Unser ganzes Leben ist Autosuggestion: Tag und Nacht. Wenn ich den Zappelpeter um 3 Uhr in der Früh aufwecke und frage: "Kannst Du stillsitzen?" sagt er: "Nein." Sein Nein zum Stillsitzen, denkt und wiederholt und bekräftigt er selbst, wenn er schläft. Als Ich-kann-Schule-Lehrer ist der Lebensschlüssel Autosuggestion für mich darum besonders wichtig. So wie man damit die Potentiale in den Keller getrieben und dort eingeschlossen hat, so kann man ihnen auch wieder aufschließen, sie erfolgreich hervorrufen und ihnen zu ihrer bestmöglichen Entwicklung und Verwirklichung verhelfen. Autosuggestion ist der Generalschlüssel.

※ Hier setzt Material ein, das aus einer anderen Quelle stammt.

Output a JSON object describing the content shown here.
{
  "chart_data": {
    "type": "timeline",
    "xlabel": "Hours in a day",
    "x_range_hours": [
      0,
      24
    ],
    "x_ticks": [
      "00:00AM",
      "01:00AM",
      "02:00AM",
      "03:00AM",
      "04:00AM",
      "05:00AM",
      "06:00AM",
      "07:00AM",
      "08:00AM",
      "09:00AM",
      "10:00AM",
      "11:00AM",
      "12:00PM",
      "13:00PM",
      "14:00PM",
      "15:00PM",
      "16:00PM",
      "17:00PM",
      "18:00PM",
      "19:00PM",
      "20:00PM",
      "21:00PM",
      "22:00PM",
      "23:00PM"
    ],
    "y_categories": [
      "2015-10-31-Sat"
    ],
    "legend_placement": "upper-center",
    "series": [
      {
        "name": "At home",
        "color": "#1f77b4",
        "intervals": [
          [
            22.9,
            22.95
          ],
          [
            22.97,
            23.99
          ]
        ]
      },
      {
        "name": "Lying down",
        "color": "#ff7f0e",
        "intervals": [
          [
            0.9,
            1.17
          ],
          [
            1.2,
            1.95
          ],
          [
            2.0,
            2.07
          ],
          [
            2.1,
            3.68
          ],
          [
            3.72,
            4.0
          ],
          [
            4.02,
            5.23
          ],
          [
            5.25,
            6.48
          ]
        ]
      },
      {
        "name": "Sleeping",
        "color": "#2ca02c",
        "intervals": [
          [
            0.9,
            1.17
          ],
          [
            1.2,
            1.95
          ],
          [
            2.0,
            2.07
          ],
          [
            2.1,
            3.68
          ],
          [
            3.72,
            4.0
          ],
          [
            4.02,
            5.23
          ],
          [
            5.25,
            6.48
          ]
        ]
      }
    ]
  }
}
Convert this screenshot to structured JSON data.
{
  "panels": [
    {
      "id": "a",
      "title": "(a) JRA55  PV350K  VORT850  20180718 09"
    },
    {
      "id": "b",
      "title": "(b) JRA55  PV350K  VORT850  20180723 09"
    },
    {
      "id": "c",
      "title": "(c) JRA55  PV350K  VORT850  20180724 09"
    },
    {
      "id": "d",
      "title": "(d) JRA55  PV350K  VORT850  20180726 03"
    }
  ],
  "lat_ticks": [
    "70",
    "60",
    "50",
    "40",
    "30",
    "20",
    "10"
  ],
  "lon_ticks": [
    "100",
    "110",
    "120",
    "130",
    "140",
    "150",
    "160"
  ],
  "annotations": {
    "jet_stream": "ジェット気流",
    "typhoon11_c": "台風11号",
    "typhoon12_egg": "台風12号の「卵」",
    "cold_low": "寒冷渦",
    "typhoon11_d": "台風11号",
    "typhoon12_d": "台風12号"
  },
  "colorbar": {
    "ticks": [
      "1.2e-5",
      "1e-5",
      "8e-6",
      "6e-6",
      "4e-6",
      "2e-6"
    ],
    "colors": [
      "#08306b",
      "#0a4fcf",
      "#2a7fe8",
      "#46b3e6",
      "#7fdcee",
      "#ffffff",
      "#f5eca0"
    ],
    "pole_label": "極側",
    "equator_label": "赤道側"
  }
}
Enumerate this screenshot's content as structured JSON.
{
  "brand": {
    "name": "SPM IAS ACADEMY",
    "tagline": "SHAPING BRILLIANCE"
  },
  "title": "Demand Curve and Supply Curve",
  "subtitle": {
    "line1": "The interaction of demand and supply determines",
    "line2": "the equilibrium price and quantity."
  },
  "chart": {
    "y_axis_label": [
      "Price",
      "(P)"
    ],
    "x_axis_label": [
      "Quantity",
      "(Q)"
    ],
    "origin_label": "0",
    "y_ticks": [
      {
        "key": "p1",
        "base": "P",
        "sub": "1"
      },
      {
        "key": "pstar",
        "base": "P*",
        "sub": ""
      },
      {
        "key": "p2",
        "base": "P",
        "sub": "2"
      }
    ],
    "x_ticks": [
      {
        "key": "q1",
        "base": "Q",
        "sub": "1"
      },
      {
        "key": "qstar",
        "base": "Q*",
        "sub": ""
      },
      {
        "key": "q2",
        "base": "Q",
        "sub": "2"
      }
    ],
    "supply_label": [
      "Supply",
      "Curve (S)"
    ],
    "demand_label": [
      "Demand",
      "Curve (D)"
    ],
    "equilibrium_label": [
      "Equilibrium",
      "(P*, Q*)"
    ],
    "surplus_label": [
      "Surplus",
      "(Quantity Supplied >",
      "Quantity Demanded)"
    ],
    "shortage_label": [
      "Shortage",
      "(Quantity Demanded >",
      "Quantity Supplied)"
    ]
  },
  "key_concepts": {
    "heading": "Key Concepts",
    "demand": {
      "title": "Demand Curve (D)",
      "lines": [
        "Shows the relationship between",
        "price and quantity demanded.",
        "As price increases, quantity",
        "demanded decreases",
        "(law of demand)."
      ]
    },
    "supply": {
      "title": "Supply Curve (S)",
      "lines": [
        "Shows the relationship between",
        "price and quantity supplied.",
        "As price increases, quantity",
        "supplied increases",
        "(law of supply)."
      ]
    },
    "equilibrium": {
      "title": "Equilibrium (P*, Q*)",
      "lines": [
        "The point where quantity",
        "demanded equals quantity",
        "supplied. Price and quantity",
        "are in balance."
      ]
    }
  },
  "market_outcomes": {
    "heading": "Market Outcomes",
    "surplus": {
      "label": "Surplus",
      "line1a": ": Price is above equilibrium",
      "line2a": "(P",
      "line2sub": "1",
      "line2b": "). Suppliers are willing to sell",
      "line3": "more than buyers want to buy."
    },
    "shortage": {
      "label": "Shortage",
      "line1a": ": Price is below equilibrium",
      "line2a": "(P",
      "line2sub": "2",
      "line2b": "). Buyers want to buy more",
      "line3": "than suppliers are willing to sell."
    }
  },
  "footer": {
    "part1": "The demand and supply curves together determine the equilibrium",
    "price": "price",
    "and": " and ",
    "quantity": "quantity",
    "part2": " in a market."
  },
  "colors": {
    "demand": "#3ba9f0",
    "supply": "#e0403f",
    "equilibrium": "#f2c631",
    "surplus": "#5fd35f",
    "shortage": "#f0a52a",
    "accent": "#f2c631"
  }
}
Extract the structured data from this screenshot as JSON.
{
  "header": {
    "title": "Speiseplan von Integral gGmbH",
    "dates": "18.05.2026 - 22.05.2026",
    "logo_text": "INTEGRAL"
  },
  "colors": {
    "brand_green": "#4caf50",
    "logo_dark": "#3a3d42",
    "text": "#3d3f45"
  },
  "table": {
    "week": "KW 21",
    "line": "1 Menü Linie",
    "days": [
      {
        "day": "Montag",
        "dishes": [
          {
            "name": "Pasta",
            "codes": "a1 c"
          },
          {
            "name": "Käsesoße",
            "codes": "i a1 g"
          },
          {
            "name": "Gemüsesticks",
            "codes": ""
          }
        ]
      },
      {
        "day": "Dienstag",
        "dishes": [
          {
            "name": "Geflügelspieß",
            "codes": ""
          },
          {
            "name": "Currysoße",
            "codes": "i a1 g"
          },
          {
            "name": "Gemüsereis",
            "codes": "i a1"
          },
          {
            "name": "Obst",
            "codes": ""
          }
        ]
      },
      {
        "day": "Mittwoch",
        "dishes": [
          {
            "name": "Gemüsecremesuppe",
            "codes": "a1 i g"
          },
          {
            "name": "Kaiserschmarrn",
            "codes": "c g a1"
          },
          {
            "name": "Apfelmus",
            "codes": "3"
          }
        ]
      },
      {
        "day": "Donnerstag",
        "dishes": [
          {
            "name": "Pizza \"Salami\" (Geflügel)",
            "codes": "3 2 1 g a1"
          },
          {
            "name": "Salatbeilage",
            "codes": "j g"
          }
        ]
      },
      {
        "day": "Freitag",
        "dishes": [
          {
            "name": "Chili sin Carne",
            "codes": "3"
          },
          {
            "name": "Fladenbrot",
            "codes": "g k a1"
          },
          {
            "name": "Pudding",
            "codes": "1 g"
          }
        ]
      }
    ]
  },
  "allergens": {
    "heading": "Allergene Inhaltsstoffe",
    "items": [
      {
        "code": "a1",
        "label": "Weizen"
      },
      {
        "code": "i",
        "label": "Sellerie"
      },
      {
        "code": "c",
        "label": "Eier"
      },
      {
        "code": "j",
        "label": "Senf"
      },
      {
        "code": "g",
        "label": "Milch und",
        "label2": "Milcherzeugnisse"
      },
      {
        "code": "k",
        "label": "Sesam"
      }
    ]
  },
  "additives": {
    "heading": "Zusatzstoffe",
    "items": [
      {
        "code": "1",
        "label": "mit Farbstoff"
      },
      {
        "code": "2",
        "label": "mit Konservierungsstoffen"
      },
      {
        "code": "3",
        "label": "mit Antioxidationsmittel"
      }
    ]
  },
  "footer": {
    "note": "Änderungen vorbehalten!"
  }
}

Wenn Du, Hansi, 8 Jahre, Angst hast, zu singen, weil Dich andere auslachten, was willst Du tun, wenn ich mich vor Dich auf den Boden setze und zu Deinem Gesangstalent aufschaue und es bewundere, mich auf es freue, mich klar auf seine Seite stelle und nichts auf es kommen lassen? Wenn ich Deinem Talent sage, wie GUT es ist, dann wird seine GÜTE GESTÄRKT, und dann wächst sie und entfaltet und entweickelt sich und geht unaufhaltsam ihren Weg. Und sie freut sich natürlich über mich, dass ich ihr nicht wie die meisten den Weg verstellt und es ihr schwer gemacht habe. Die Güte aller Deiner Talente wird mich immer mögen, ganz einfach, weil ich sie immer mag. Das bekommt mir ganz ausgezeichnet, dass ich in den Menschen drin oft mehr Freunde habe als sie selbst.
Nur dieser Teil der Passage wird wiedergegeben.